Jack B. Mayo was born on 26 December 1929

Became an F-80 pilot with the 36th Fighter Bomber Squadron (FBS) known as the "Flying Fiends", attached to the 8th Fighter Bomber Group (FBG), stationed at K-13, Suwon, Korea. By the end of February 1953 the 8th FBG’s veteran F-80s were being phased out and replaced with new F-86F-30 Sabre jet fighter bombers. 1st. Lt. Jack B. Mayo of the squadron’s Mike Flight took possession of aircraft FU-395, which he christened "Sonny Boy." The squadron’s first deep thrust into North Korea was against the Army General Headquarter, followed by a May Day assault on radio broadcasting stations at Pyongyang. In May 1953 Mayo would replace tour-expired Captain Jack Magee as flight leader of Mike Flight. During June and July the 36th conducted heavy bombing and strafe missions against enemy airfields to prevent any possible build-up of forces as cease-fire negotiations continued. Following the signing of the truce agreement on 27 July, the 36th FBS remained at Suwon Air Base for a further fifteen months, conducting training operations. On 19 October the squadron returned to its temporary home at Itazuke Air Base, Japan, where, over the next ten years, it participated in Fifth Air Force operations and exercises.
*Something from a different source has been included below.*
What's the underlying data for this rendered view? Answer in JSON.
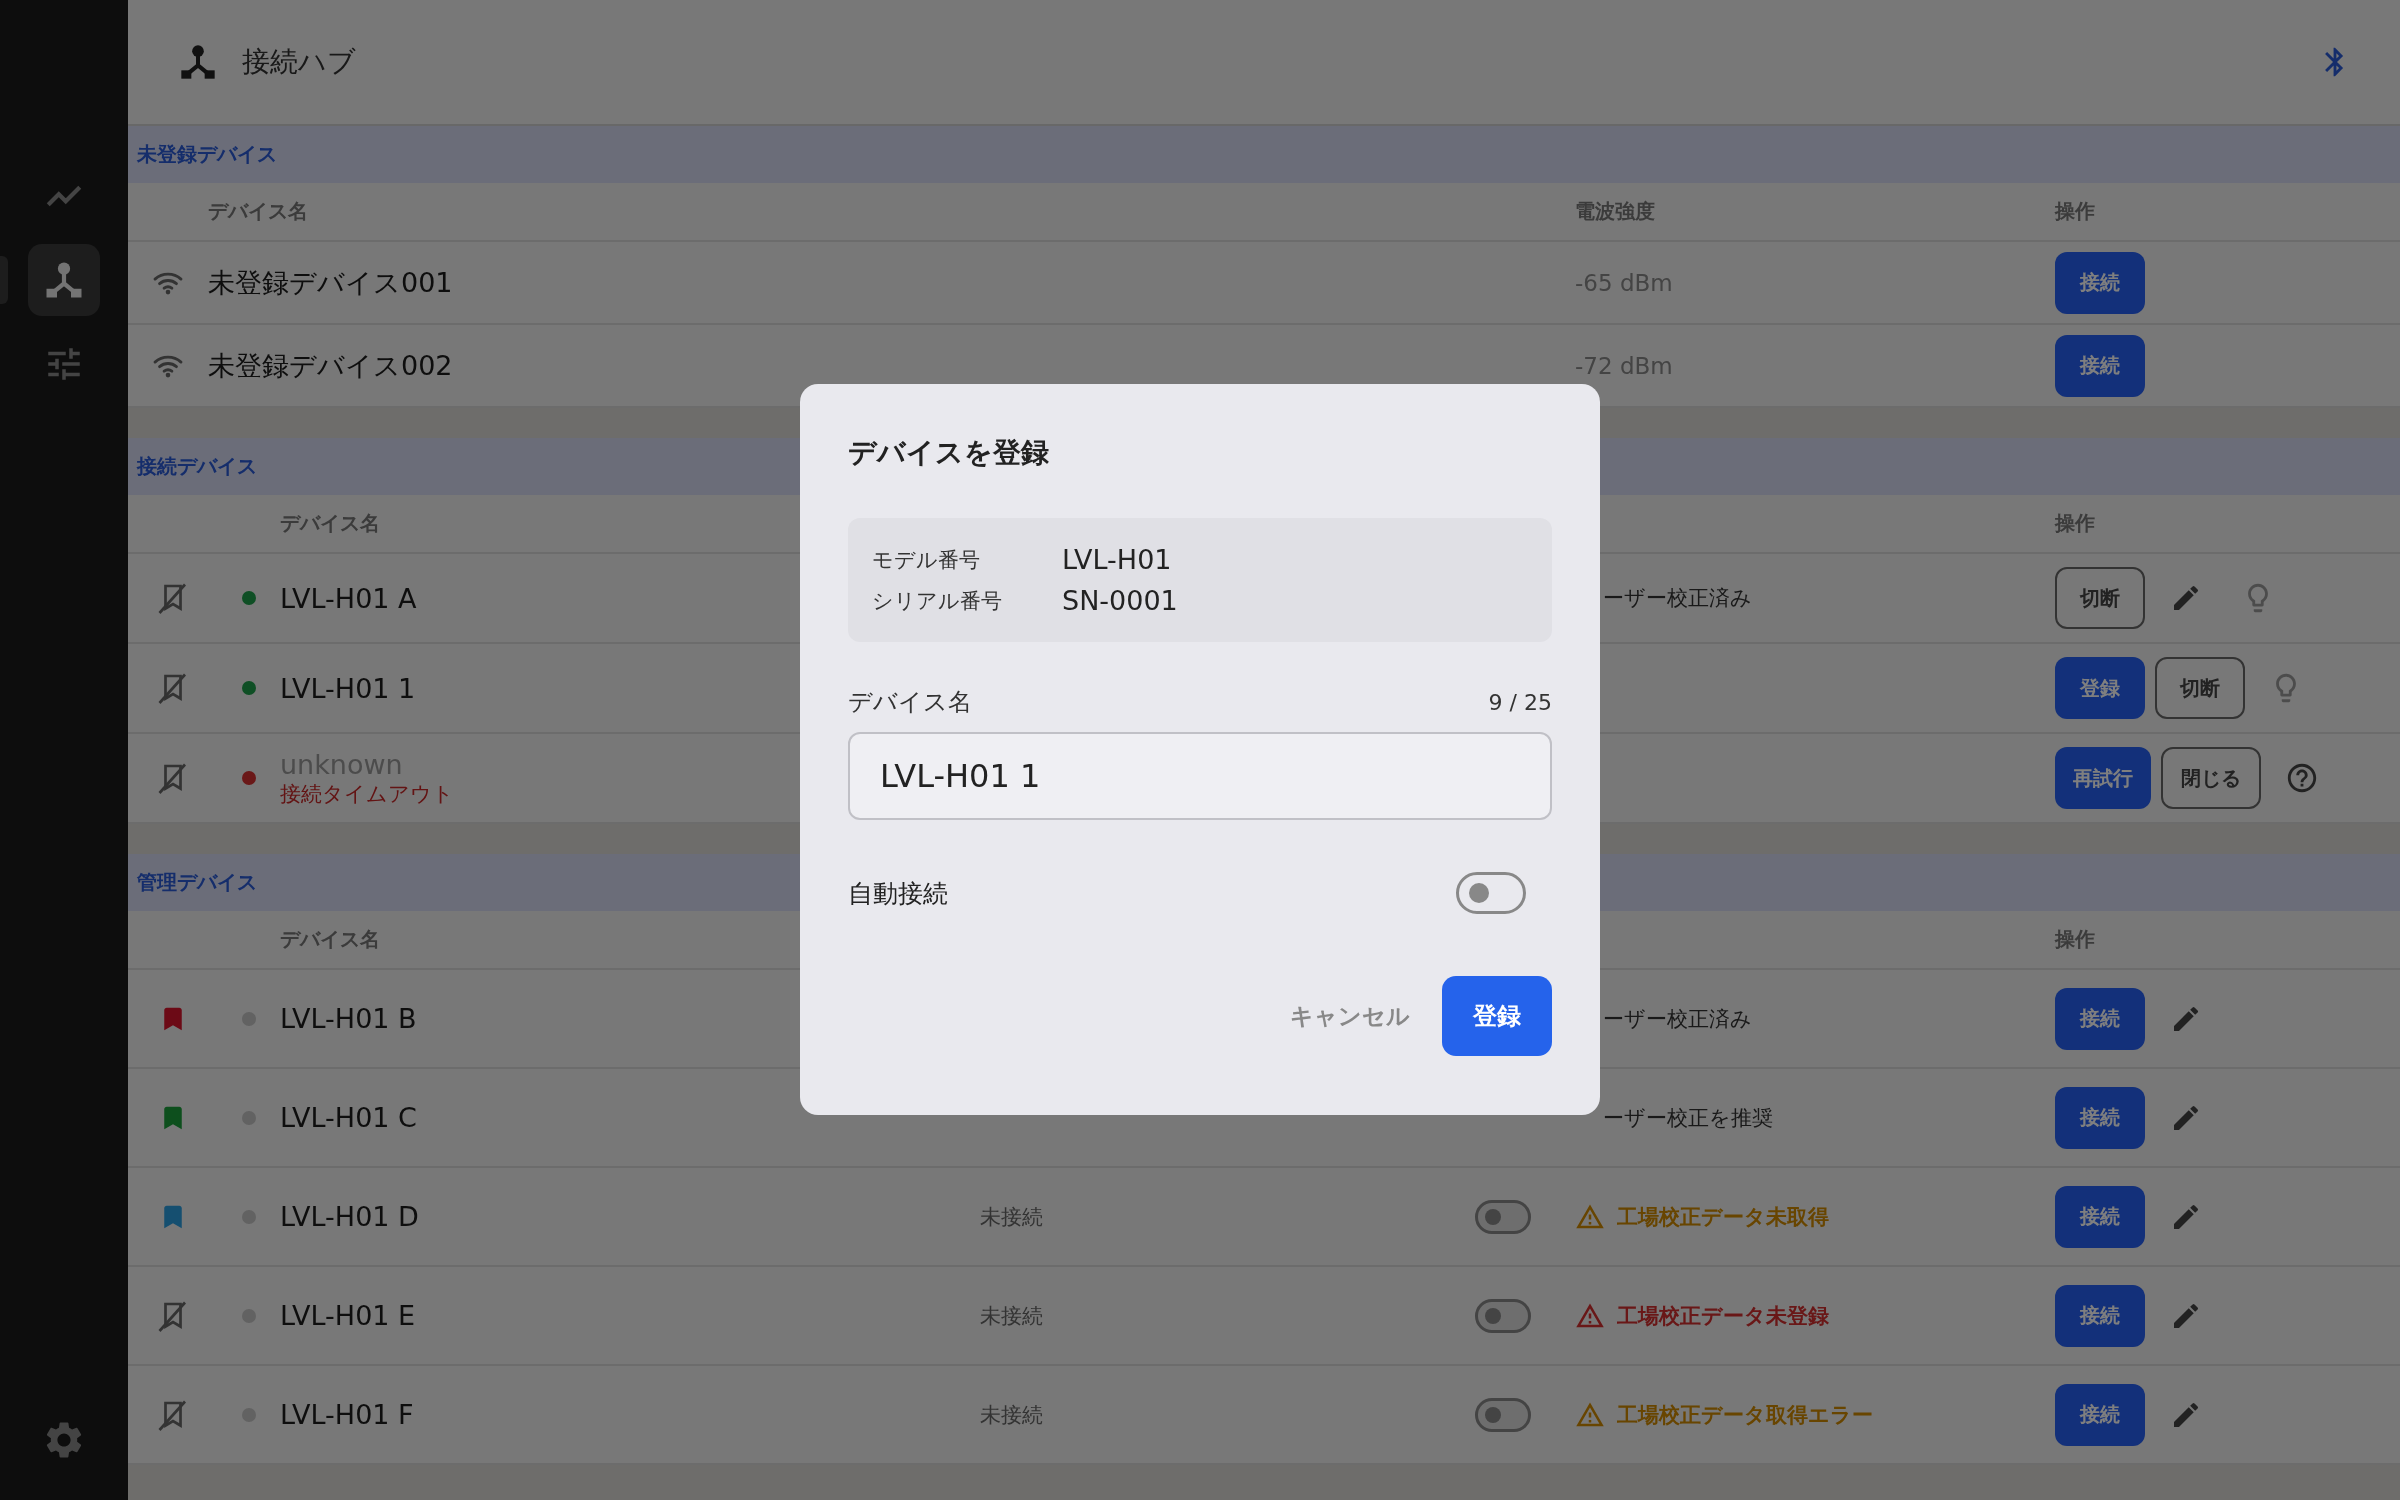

Married Jeanie Johnston in 1954 in Alexandria, Louisiana, while he was stationed at Alexandria AFB.

Was a member of the U.S. Air Force Experimental Flight Test Pilot School’s (EFTPS) Class 60-D, together with fellow Group 1 candidate James Wood, and two pilots who made the final seven – Captains Virgil "Gus" Grissom and Gordon Cooper. Mayo graduated from EFTPS on 3 April 1957.

Captain Mayo was killed on 11 January 1961 when his F-105D (591730) crashed near Eglin AFB in Florida.

His friend, and fellow Group 1 aspirant, Lon Walter recalls that, "Jack Mayo and I were stationed together as air armament test pilots at Eglin AFB, Florida, in the late 1950s, assigned to the Test Operations Division. After being asked to participate in the Mercury astronaut selection program and undergoing the testing connected with that, we returned to our jobs at Eglin to await the selection results. As it turned out, we both were temporarily flying out of Nellis AFB, Las Vegas, Nevada, in April 1959, in connection with a huge aerial demonstration billed as the ‘World Congress of Flight’ when we read of the final Mercury selections in the local newspaper. Later, we each received a nice letter from NASA, attesting to our having been in the group of 32 finalists, and thanking us for undergoing the selection process.

"In the summer of 1960, our career paths diverged when I was transferred to Maxwell AFB, Alabama, to attend the USAF Air Command and Staff College. In January 1961, I received a phone call from a friend at Eglin, informing me that Jack had been killed while flying a test mission in an F-105 fighter aircraft. As I understand it, he was to test fire the M-61 "Vulcan" cannon while flying over the Gulf of Mexico. Over the radio, he was heard to count down ("10, 9, 8, etc.") until he squeezed the trigger, and at that point all communication was lost. As it turned out, there had been an explosion, and Jack went down with the aircraft."